A single command can be used for SiloActive pipeline:
python3 trainactive.py \
--approach lowest \ # set to lowest for best performance
--prefix a \ # prefix, can be any strings to identify your unique experiment
--gene_target_name MyTarget \ # a prefix, your target name
--num_samples_per_round 12 \ # default to 12
--total_sample_rounds 10 \ # default to 10
--model_folder ./out \
--pretrained_model_name YourModelName_best.pth \
--model_save_folder ./out/active \
--cache_folder ./datacache \
--result_folder ./out \
--pred_result_save_path active_test_pred_result.csv \
--active_model_save_name active_learning_model.pth \
--data_folder ./data \
--vocab_file vocab_reorganized.json \
--train_data_csv your_active_train.csv \ # for pretraining before active
--pool_data_csv your_active_pool.csv \ # pool set for selectively adding new targets
--test_data_csv your_active_test.csv # test set, for evaluationThe active process will then be conducted, all the used data samples result_folder will be built, which records the prediction result on test sets after each active rounds.

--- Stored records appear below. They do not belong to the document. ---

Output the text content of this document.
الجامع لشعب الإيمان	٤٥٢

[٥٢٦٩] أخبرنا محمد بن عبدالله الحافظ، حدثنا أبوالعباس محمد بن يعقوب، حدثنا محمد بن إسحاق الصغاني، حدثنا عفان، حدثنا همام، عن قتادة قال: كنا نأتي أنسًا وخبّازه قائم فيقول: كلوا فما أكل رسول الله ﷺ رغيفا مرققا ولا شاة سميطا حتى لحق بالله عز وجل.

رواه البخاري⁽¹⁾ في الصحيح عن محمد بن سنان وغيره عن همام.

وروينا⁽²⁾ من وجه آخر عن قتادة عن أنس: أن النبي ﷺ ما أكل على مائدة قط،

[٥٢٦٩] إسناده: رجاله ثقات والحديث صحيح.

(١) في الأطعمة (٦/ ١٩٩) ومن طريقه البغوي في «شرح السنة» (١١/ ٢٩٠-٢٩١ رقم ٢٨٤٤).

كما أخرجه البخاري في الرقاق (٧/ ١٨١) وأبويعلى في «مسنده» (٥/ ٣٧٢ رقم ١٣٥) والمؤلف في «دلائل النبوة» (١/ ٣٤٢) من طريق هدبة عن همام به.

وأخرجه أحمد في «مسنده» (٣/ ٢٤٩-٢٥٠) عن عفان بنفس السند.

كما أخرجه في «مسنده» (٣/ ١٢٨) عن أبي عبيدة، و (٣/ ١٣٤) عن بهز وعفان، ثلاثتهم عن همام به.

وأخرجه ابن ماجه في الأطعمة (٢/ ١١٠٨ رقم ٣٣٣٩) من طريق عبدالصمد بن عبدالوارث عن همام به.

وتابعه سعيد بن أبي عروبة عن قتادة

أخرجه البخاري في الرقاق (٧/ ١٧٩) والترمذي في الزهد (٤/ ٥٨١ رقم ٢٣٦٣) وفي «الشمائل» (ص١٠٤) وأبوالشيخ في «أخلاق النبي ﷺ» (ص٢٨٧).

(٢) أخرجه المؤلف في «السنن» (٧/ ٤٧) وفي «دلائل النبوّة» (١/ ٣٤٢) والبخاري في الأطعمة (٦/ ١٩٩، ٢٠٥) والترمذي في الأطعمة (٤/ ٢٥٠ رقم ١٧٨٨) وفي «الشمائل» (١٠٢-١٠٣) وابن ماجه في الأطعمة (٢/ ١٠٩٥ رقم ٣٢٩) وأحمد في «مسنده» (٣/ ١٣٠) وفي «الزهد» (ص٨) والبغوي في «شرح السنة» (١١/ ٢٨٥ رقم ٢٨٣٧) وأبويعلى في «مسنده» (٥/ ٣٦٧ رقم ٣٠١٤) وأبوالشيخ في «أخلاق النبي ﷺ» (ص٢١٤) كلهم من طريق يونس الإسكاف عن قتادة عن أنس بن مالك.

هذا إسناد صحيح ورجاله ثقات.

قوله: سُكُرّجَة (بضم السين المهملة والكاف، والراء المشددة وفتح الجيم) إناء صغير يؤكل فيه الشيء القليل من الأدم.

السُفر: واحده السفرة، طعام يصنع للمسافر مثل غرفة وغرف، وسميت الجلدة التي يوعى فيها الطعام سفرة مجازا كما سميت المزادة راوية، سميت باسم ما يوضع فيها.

The default sampling strategy is upper margin sampling (--approach lowest because we predict the remaining percentage, which is opposite to the silencing efficiency), which has already been described in the article in detail. If you want to try other sampling strategies, there's a few counterparts for you to choose:
| Sampling Method | Command |
|---|---|
| Lower Margin Sampling | highest |
| QBC Sampling | qbc |
| Sample by perplexity | uncertainty |
| Random | random |
By simply change the sampling option --approach, you can test the performance of other sampling methods.
This project is licensed under the Apache License 2.0 - see the LICENSE.txt file for details.